Promise Neighborhoods volunteers have been in the community following recent violence, including a shooting earlier this month near Allen High School that left a woman injured.

Allentown Mayor Matt Tuerk said Promise Neighborhoods is an important partner to the city’s efforts to combat violence in its neighborhoods. At a news conference in January where Tuerk announced a 35-year low in homicide rates in 2024, Batts and Garcia stood with him, and Tuerk credited Promise Neighborhoods as well as other nonprofits for their efforts to combat violence.

“There’s things a nonprofit like Promise Neighborhoods can do that a city government cannot do, so I’m grateful for the work the organization has done over the years to help create that safe environment in Allentown,” Tuerk said.
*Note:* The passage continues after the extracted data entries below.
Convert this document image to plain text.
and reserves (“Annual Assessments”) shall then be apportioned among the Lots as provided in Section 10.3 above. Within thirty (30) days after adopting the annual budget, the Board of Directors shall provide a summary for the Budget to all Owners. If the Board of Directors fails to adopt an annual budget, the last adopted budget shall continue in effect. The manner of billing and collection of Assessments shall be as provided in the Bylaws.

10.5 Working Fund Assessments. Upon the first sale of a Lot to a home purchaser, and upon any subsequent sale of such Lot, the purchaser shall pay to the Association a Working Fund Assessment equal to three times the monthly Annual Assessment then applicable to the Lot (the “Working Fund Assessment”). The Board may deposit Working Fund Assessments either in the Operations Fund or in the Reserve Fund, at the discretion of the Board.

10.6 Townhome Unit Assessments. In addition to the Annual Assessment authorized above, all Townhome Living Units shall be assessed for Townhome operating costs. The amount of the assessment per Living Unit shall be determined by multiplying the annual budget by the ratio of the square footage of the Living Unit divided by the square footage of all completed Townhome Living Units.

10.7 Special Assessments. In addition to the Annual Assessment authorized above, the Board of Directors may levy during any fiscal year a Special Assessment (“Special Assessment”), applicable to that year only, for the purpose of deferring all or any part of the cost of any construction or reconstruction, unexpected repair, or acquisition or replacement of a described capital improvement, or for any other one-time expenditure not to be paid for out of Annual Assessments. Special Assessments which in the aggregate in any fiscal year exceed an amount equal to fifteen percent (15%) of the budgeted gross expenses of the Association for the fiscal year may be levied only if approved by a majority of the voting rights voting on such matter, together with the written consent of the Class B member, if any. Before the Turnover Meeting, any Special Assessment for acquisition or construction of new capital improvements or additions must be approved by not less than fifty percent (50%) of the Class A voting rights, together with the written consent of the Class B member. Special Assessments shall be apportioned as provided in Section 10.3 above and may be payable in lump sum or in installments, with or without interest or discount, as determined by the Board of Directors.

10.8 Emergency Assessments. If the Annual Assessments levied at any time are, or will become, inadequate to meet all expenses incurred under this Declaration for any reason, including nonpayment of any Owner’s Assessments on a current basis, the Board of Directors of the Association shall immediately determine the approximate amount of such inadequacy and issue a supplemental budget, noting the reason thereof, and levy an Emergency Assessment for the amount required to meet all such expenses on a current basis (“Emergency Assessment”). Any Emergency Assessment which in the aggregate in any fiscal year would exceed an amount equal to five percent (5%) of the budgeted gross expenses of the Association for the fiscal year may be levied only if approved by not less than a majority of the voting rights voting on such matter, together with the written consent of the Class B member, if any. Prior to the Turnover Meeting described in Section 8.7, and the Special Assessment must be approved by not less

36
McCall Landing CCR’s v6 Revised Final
Promise Neighborhoods’ philosophy is that violence is a contagious community disease, and by addressing violence at its root cause, like poverty and a lack of resources, can “cure” that contagion. Gun violence is an issue that Garcia knows all too well — in an opinion piece for the Morning Call, she described how her son, who she later lost to a gang-related shooting in 2012, would hide overdue bills from her, and promised her that he would find the money to pay for it “by any means necessary.”
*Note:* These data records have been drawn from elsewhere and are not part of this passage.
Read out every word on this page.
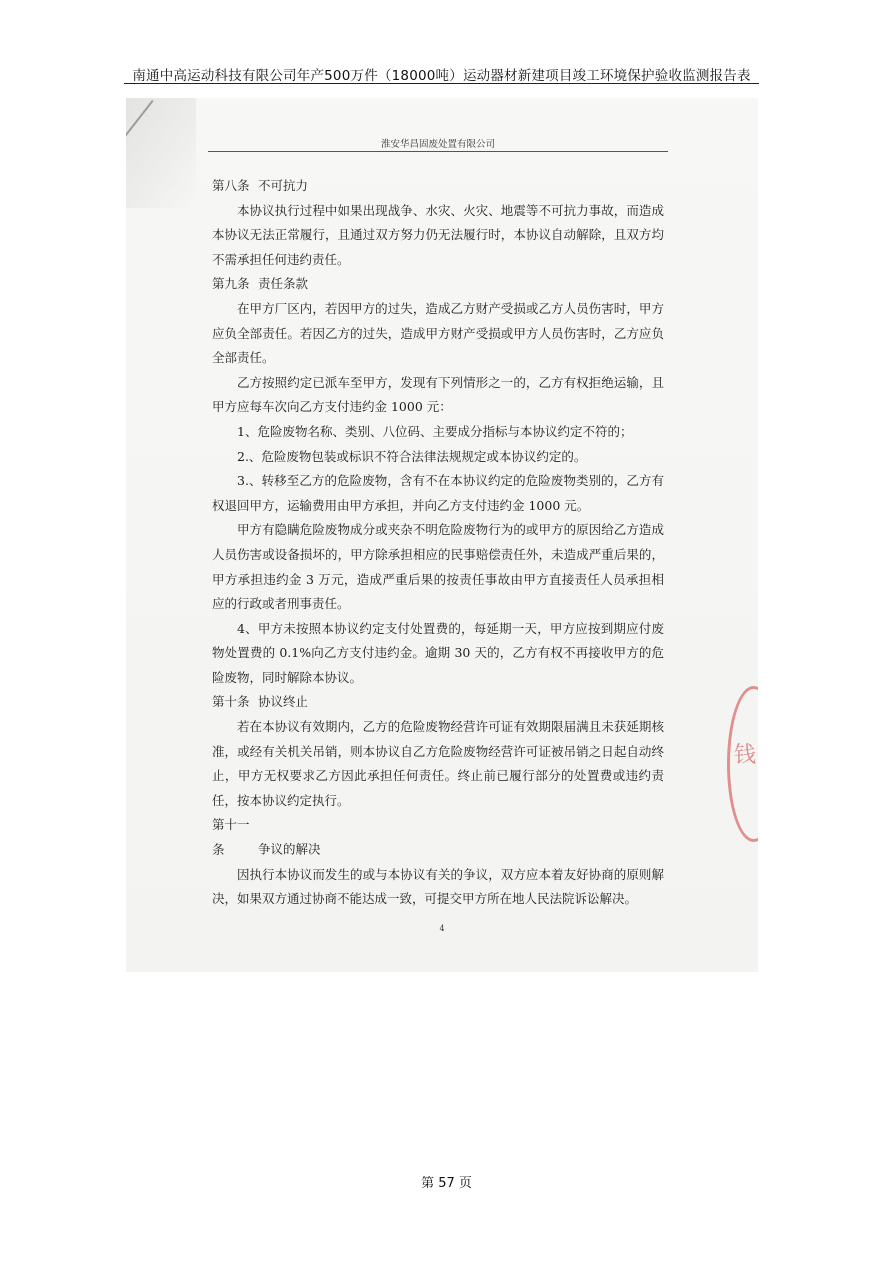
南通中高运动科技有限公司年产500万件（18000吨）运动器材新建项目竣工环境保护验收监测报告表
钱
淮安华昌固废处置有限公司

第八条 不可抗力

本协议执行过程中如果出现战争、水灾、火灾、地震等不可抗力事故，而造成本协议无法正常履行，且通过双方努力仍无法履行时，本协议自动解除，且双方均不需承担任何违约责任。

第九条 责任条款

在甲方厂区内，若因甲方的过失，造成乙方财产受损或乙方人员伤害时，甲方应负全部责任。若因乙方的过失，造成甲方财产受损或甲方人员伤害时，乙方应负全部责任。

乙方按照约定已派车至甲方，发现有下列情形之一的，乙方有权拒绝运输，且甲方应每车次向乙方支付违约金 1000 元：

1、危险废物名称、类别、八位码、主要成分指标与本协议约定不符的；

2.、危险废物包装或标识不符合法律法规规定或本协议约定的。

3.、转移至乙方的危险废物，含有不在本协议约定的危险废物类别的，乙方有权退回甲方，运输费用由甲方承担，并向乙方支付违约金 1000 元。

甲方有隐瞒危险废物成分或夹杂不明危险废物行为的或甲方的原因给乙方造成人员伤害或设备损坏的，甲方除承担相应的民事赔偿责任外，未造成严重后果的，甲方承担违约金 3 万元，造成严重后果的按责任事故由甲方直接责任人员承担相应的行政或者刑事责任。

4、甲方未按照本协议约定支付处置费的，每延期一天，甲方应按到期应付废物处置费的 0.1%向乙方支付违约金。逾期 30 天的，乙方有权不再接收甲方的危险废物，同时解除本协议。

第十条 协议终止

若在本协议有效期内，乙方的危险废物经营许可证有效期限届满且未获延期核准，或经有关机关吊销，则本协议自乙方危险废物经营许可证被吊销之日起自动终止，甲方无权要求乙方因此承担任何责任。终止前已履行部分的处置费或违约责任，按本协议约定执行。

第十一条	争议的解决

因执行本协议而发生的或与本协议有关的争议，双方应本着友好协商的原则解决，如果双方通过协商不能达成一致，可提交甲方所在地人民法院诉讼解决。

4
第 57 页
“You see another example on how the disparities in my community — the lack of basic human rights — were the leading cause to a potential act of violence,” Garcia wrote.

“Jeani is a model for taking incredibly strong emotion and translating it into action that benefits other people,” Tuerk said. “Jeani went through that tragedy and used that energy to have a positive impact on other peoples’ lives.”

Garcia said some of her priorities as the organization’s new leader include growing community involvement and widening the organization’s donor base.

That will be key to the organization’s future. In April, Garcia announced that its “Community Violence Intervention and Prevention Initiative” funding from the Department of Justice had been canceled, and asked for the local community to step up and help fill in those funding gaps.

“Our work doesn’t stop here,” Garcia said via a statement in the news release. “Now, more than ever, we need the community’s support to ensure that the services and safety nets we’ve built remain strong.”

Promise Neighborhoods has a distinct and visible presence in Allentown — its employees and volunteers wear conspicuous orange shirts with “End Gun Violence” in bold letters, and the organization also has branded cars and a truck that can be seen throughout the city.

But, Garcia acknowledged, she hears sometimes from Allentonians that “people do not know” about the work Promise Neighborhoods is doing. That is why the nonprofit held an open house recently, with free food and tables with information about Promise Neighborhoods’ various programs. Garcia also plans to establish a community advisory board to gather more feedback from residents, with the goal of giving Allentown residents “a seat at the table.”

“I would like to have the community more involved,” Garcia said.